RALEIGH, N.C. (ABP) — One of the most outspoken and legendary liberals in Southern Baptist life has died.
William Wallace Finlator “thought the German theologian Karl Barth was right that a preacher should preach with a Bible in one hand and the newspaper in the other,” his son, Raleigh, N.C., lawyer Wallace Finlator Jr., told the Raleigh News & Observer. “He thought of himself as imitating Jesus, and trying to bring justice to the poor and peace to the world.”
Finlator, longtime pastor of Pullen Memorial Baptist Church in Raleigh, died of pneumonia July 3. He was 93.
In the 1950s, unlike virtually all of his white Southern Baptist counterparts, Finlator spoke out forcefully against segregation. Over the years, the causes he adopted were ahead of the curve for most white Baptists, including opposition to the Vietnam War, support for women's rights, calling for nuclear disarmament during the height of the Cold War, even embracing gay rights.
One of Finlator's controversial stances was a bridge too far even for his famously progressive Raleigh church, leading to his forced retirement. He wrote an open letter to then-President Jimmy Carter asking him to withhold federal funding from North Carolina State University for failing to desegregate adequately. Pullen, whose property is adjacent to the N.C. State campus, had several members who served on the school's faculty.
“He was part of a generation of preachers who came out of the progressive-to-liberal stream in Southern Baptist life,” said Bill Leonard, dean of North Carolina's Wake Forest Divinity School, according to the News & Observer. “They stuck their necks out when it wasn't safe and spoke in ways that gave courage to a great many others.”
The newspaper quoted Finlator in 1979 as saying, “the more I understand the Christian faith, the more I see the Bible is concerned with justice. And I've found that if God has any prejudice at all, he's prejudiced on the side of the poor and the deprived and the disinherited.
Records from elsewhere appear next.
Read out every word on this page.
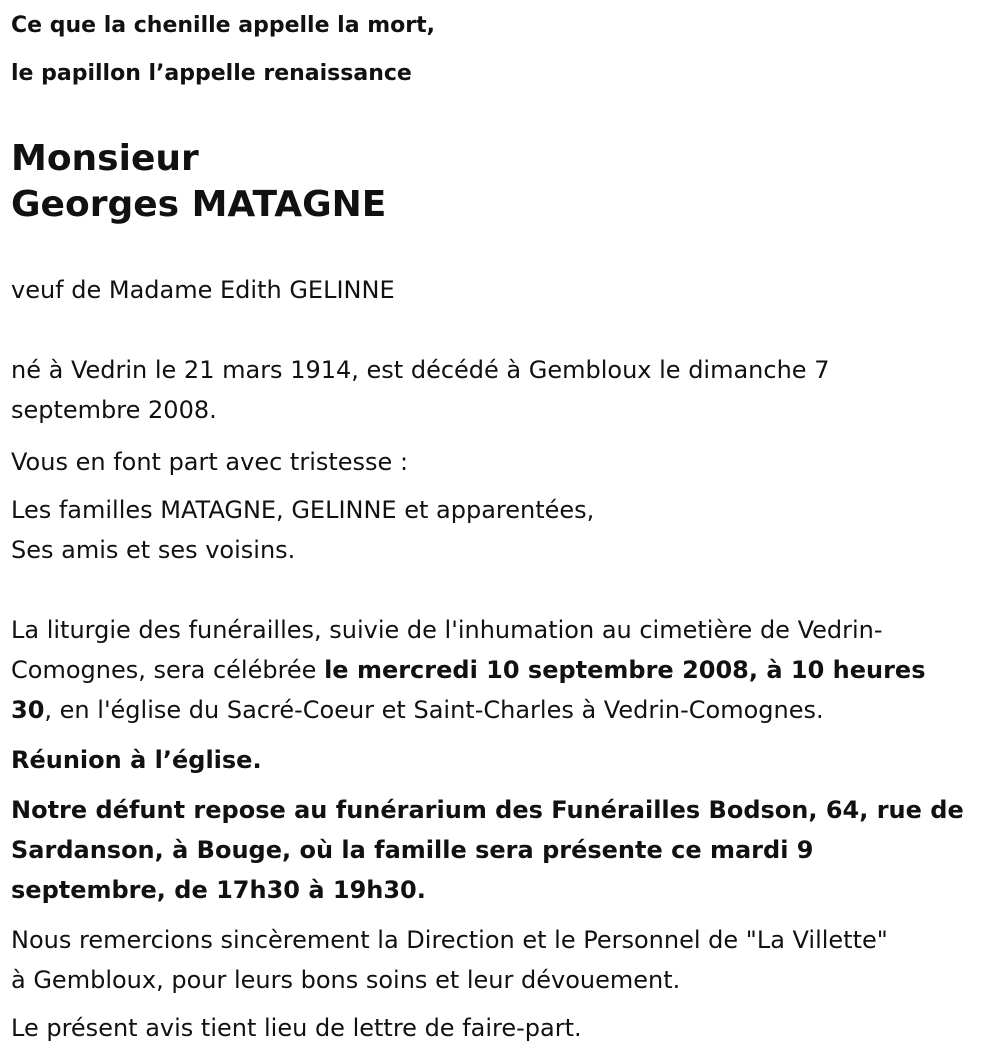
Ce que la chenille appelle la mort,

le papillon l’appelle renaissance

Monsieur
Georges MATAGNE

veuf de Madame Edith GELINNE

né à Vedrin le 21 mars 1914, est décédé à Gembloux le dimanche 7
septembre 2008.

Vous en font part avec tristesse :

Les familles MATAGNE, GELINNE et apparentées,
Ses amis et ses voisins.

La liturgie des funérailles, suivie de l'inhumation au cimetière de Vedrin-
Comognes, sera célébrée le mercredi 10 septembre 2008, à 10 heures
30, en l'église du Sacré-Coeur et Saint-Charles à Vedrin-Comognes.

Réunion à l’église.

Notre défunt repose au funérarium des Funérailles Bodson, 64, rue de
Sardanson, à Bouge, où la famille sera présente ce mardi 9
septembre, de 17h30 à 19h30.

Nous remercions sincèrement la Direction et le Personnel de "La Villette"
à Gembloux, pour leurs bons soins et leur dévouement.

Le présent avis tient lieu de lettre de faire-part.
But the church seems to be on the other side.”
Finlator, born in 1913 in Louisburg, N.C., was raised in Raleigh. He graduated from Wake Forest College (now University) in Winston-Salem, N.C.; and Southern Baptist Theological Seminary in Louisville, Ky.
He served several other North Carolina congregations before being called to Pullen in 1956. He and Robert Seymour, his colleague at Binkley Memorial Baptist Church in nearby Chapel Hill, soon earned reputations as two of the few white Baptist leaders publicly to support integration at the time.
The two congregations later became the first two churches kicked out of a Southern Baptist-affiliated state convention for affirming gays and lesbians.
Finlator publicly chided Wake Forest trustees in 1958 for failing to desegregate, and he supported sit-ins calling attention to segregation at local lunch counters in 1961. In 1962, he presented a resolution opposing capital punishment at the annual meeting of the Baptist State Convention of North Carolina. In 1965, he sent President Lyndon Johnson an open telegram opposing the war in Vietnam.
Despite his forced retirement from Pullen, Finlator continued to enjoy a good relationship with many church members. The church's fellowship hall is named in his honor.
Finlator is survived by his wife of 64 years, Mary Elizabeth Finlator; his son, Wallace Jr.; daughters Elizabeth McCutchen of Farmville, Va.; and Martha Finlator of Alexandria, Va.; and eight grandchildren.